Blob Blame History Raw
From e45f52b11e23d7d18828591be0c769596ab00966 Mon Sep 17 00:00:00 2001
From: Peter Zijlstra <peterz@infradead.org>
Date: Thu, 11 May 2017 18:16:06 +0200
Subject: [PATCH] sched/fair: Cure calc_cfs_shares() vs. reweight_entity()

References: bnc#1066110 Scheduler utilisation tracking
Patch-mainline: v4.15-rc1
Git-commit: 3d4b60d3e3dde6ea24e439000eb3b71078da81f1

Vincent reported that when running in a cgroup, his root
cfs_rq->avg.load_avg dropped to 0 on task idle.

This is because reweight_entity() will now immediately propagate the
weight change of the group entity to its cfs_rq, and as it happens,
our approxmation (5) for calc_cfs_shares() results in 0 when the group
is idle.

Avoid this by using the correct (3) as a lower bound on (5). This way
the empty cgroup will slowly decay instead of instantly drop to 0.

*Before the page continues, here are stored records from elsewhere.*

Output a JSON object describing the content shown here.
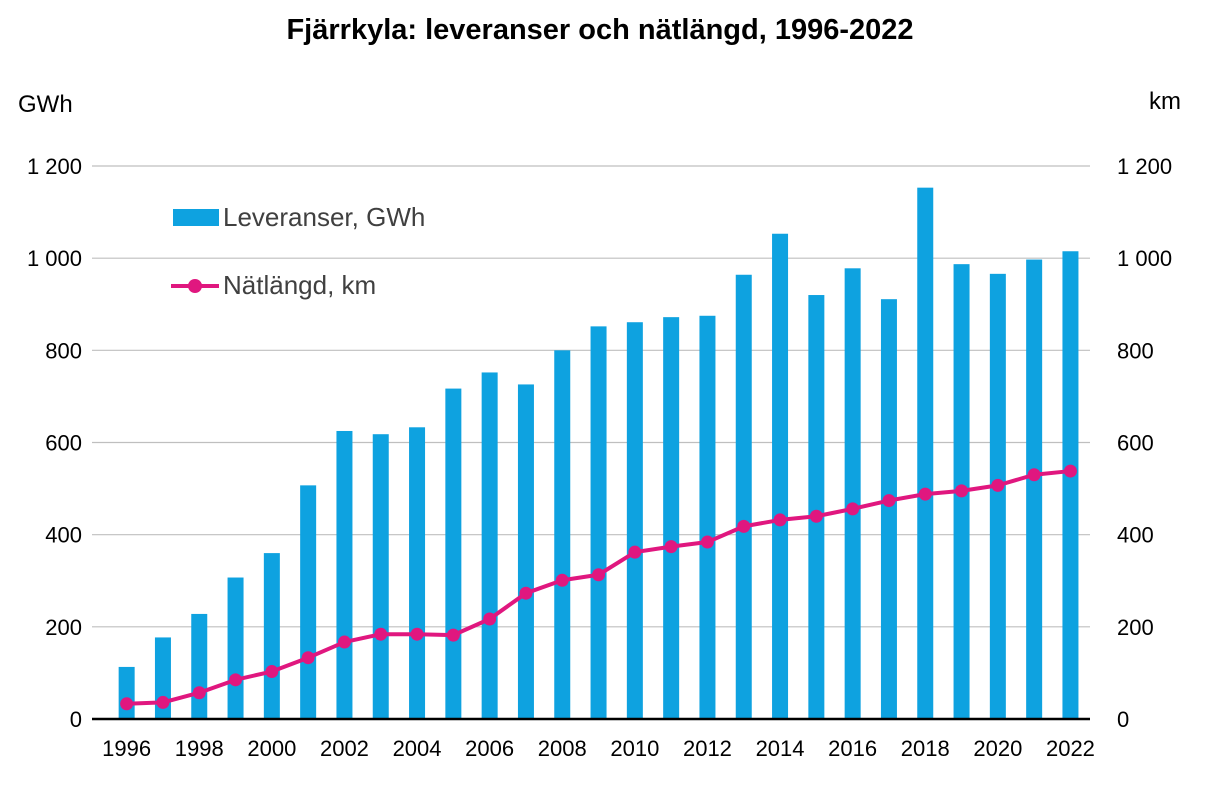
{
  "chart_data": {
    "type": "bar+line",
    "title": "Fjärrkyla: leveranser och nätlängd, 1996-2022",
    "y_left_unit": "GWh",
    "y_right_unit": "km",
    "ylim_left": [
      0,
      1200
    ],
    "ylim_right": [
      0,
      1200
    ],
    "y_ticks_left": [
      "0",
      "200",
      "400",
      "600",
      "800",
      "1 000",
      "1 200"
    ],
    "y_ticks_right": [
      "0",
      "200",
      "400",
      "600",
      "800",
      "1 000",
      "1 200"
    ],
    "y_tick_values": [
      0,
      200,
      400,
      600,
      800,
      1000,
      1200
    ],
    "x_tick_labels": [
      "1996",
      "1998",
      "2000",
      "2002",
      "2004",
      "2006",
      "2008",
      "2010",
      "2012",
      "2014",
      "2016",
      "2018",
      "2020",
      "2022"
    ],
    "years": [
      1996,
      1997,
      1998,
      1999,
      2000,
      2001,
      2002,
      2003,
      2004,
      2005,
      2006,
      2007,
      2008,
      2009,
      2010,
      2011,
      2012,
      2013,
      2014,
      2015,
      2016,
      2017,
      2018,
      2019,
      2020,
      2021,
      2022
    ],
    "grid": true,
    "legend_position": "top-left",
    "series": [
      {
        "name": "Leveranser, GWh",
        "type": "bar",
        "axis": "left",
        "color": "#0ea2e0",
        "values": [
          113,
          177,
          228,
          307,
          360,
          507,
          625,
          618,
          633,
          717,
          752,
          726,
          800,
          852,
          861,
          872,
          875,
          964,
          1053,
          920,
          978,
          911,
          1153,
          987,
          966,
          997,
          1015
        ]
      },
      {
        "name": "Nätlängd, km",
        "type": "line",
        "axis": "right",
        "color": "#e0177f",
        "values": [
          33,
          36,
          57,
          85,
          103,
          133,
          167,
          184,
          184,
          182,
          217,
          273,
          301,
          313,
          362,
          374,
          384,
          418,
          432,
          440,
          456,
          474,
          488,
          495,
          507,
          530,
          538
        ]
      }
    ]
  }
}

Reported-by: Vincent Guittot <vincent.guittot@linaro.org>
Signed-off-by: Peter Zijlstra (Intel) <peterz@infradead.org>
Cc: Linus Torvalds <torvalds@linux-foundation.org>
Cc: Peter Zijlstra <peterz@infradead.org>
Cc: Thomas Gleixner <tglx@linutronix.de>
Cc: linux-kernel@vger.kernel.org
Signed-off-by: Ingo Molnar <mingo@kernel.org>
Signed-off-by: Mel Gorman <mgorman@suse.de>
---
 kernel/sched/fair.c | 7 +++----
 1 file changed, 3 insertions(+), 4 deletions(-)

diff --git a/kernel/sched/fair.c b/kernel/sched/fair.c
index 7d8aa227f005..e88bfd029ec0 100644
--- a/kernel/sched/fair.c
+++ b/kernel/sched/fair.c
@@ -2776,11 +2776,10 @@ static long calc_cfs_shares(struct cfs_rq *cfs_rq)
 	tg_shares = READ_ONCE(tg->shares);
 
 	/*
-	 * This really should be: cfs_rq->avg.load_avg, but instead we use
-	 * cfs_rq->load.weight, which is its upper bound. This helps ramp up
-	 * the shares for small weight interactive tasks.
+	 * Because (5) drops to 0 when the cfs_rq is idle, we need to use (3)
+	 * as a lower bound.
 	 */
-	load = scale_load_down(cfs_rq->load.weight);
+	load = max(scale_load_down(cfs_rq->load.weight), cfs_rq->avg.load_avg);
 
 	tg_weight = atomic_long_read(&tg->load_avg);